🤖 AI Summary
To address the air-ground cooperative resource allocation challenge in 6G networks—where unmanned aerial vehicles (UAVs) dynamically serve mobile ground user equipment (UEs)—this paper proposes FLARE, the first framework enabling real-time joint optimization of UAV 3D positioning, flight altitude, transmit power, and bandwidth allocation. FLARE innovatively integrates Silhouette-KMeans-based UE clustering with multi-agent reinforcement learning, employing a hybrid MADDPG-DQN policy: Silhouette-KMeans clusters UEs according to spatial distribution and channel state for efficient association, while MADDPG handles continuous power control and DQN manages discrete bandwidth block allocation. Simulation results under a 5 Mbps minimum rate constraint demonstrate that FLARE increases the number of served UEs by 73.45% compared to a pure MADDPG baseline, significantly improving resource utilization efficiency and quality of service in dynamic environments.
📝 Abstract
This letter addresses a critical challenge in the context of 6G and beyond wireless networks, the joint optimization of power and bandwidth resource allocation for aerial intelligent platforms, specifically uncrewed aerial vehicles (UAVs), operating in highly dynamic environments with mobile ground user equipment (UEs). We introduce FLARE (Flying Learning Agents for Resource Efficiency), a learning-enabled aerial intelligence framework that jointly optimizes UAV positioning, altitude, transmit power, and bandwidth allocation in real-time.

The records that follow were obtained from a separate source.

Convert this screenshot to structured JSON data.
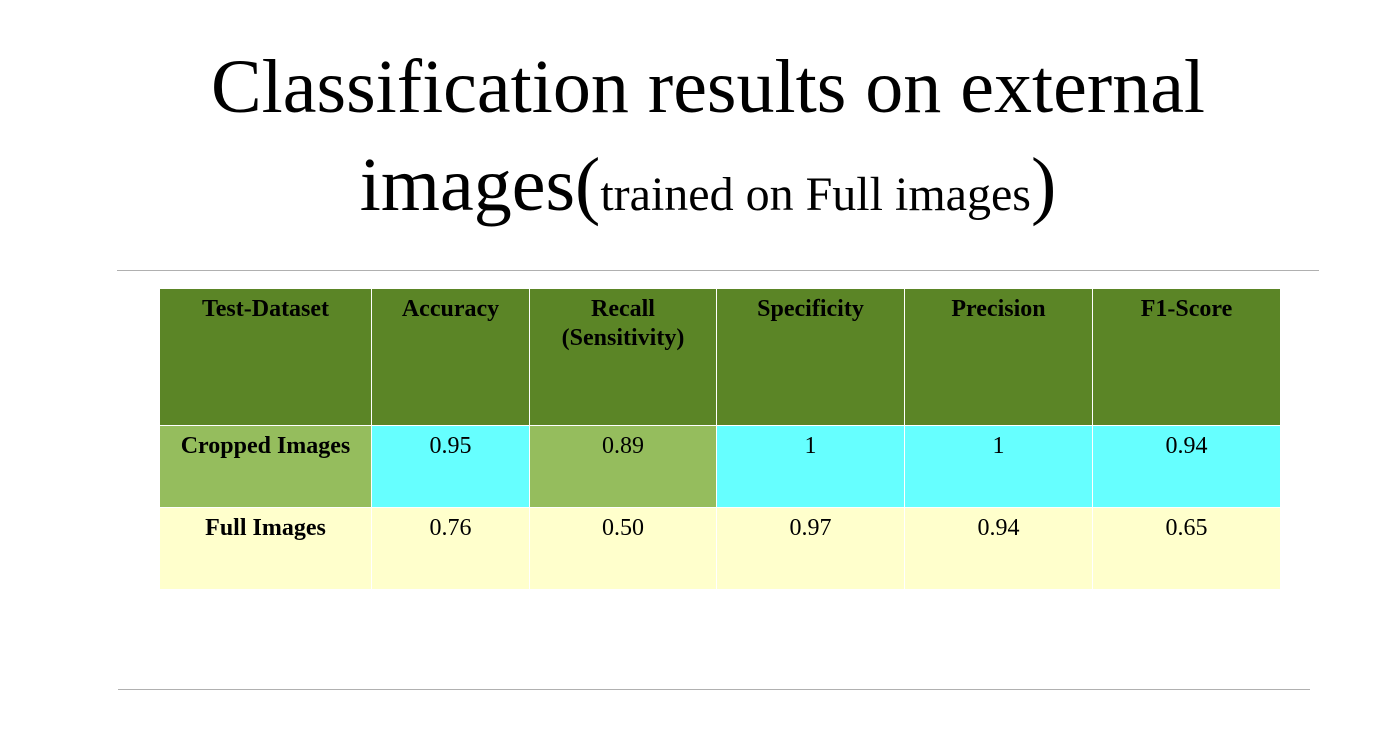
{
  "slide": {
    "title_main": "Classification results on external",
    "title_line2": "images(",
    "title_note": "trained on Full images",
    "title_close": ")"
  },
  "table": {
    "headers": [
      "Test-Dataset",
      "Accuracy",
      "Recall",
      "(Sensitivity)",
      "Specificity",
      "Precision",
      "F1-Score"
    ],
    "rows": [
      {
        "label": "Cropped Images",
        "accuracy": "0.95",
        "recall": "0.89",
        "specificity": "1",
        "precision": "1",
        "f1": "0.94"
      },
      {
        "label": "Full Images",
        "accuracy": "0.76",
        "recall": "0.50",
        "specificity": "0.97",
        "precision": "0.94",
        "f1": "0.65"
      }
    ]
  },
  "colors": {
    "header_bg": "#5b8526",
    "cyan_cell": "#66ffff",
    "light_green_cell": "#95bd5d",
    "row2_bg": "#ffffcc"
  }
}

To adapt to UE mobility, we employ Silhouette-based K-Means clustering, enabling dynamic grouping of users and UAVs' deployment at cluster centroids for efficient service delivery. The problem is modeled as a multi-agent control task, with bandwidth discretized into resource blocks and power treated as a continuous variable. To solve this, our proposed framework, FLARE, employs a hybrid reinforcement learning strategy that combines Multi-Agent Deep Deterministic Policy Gradient (MADDPG) and Deep Q-Network (DQN) to enhance learning efficiency. Simulation results demonstrate that our method significantly enhances user coverage, achieving a 73.45% improvement in the number of served users under a 5 Mbps data rate constraint, outperforming MADDPG baseline.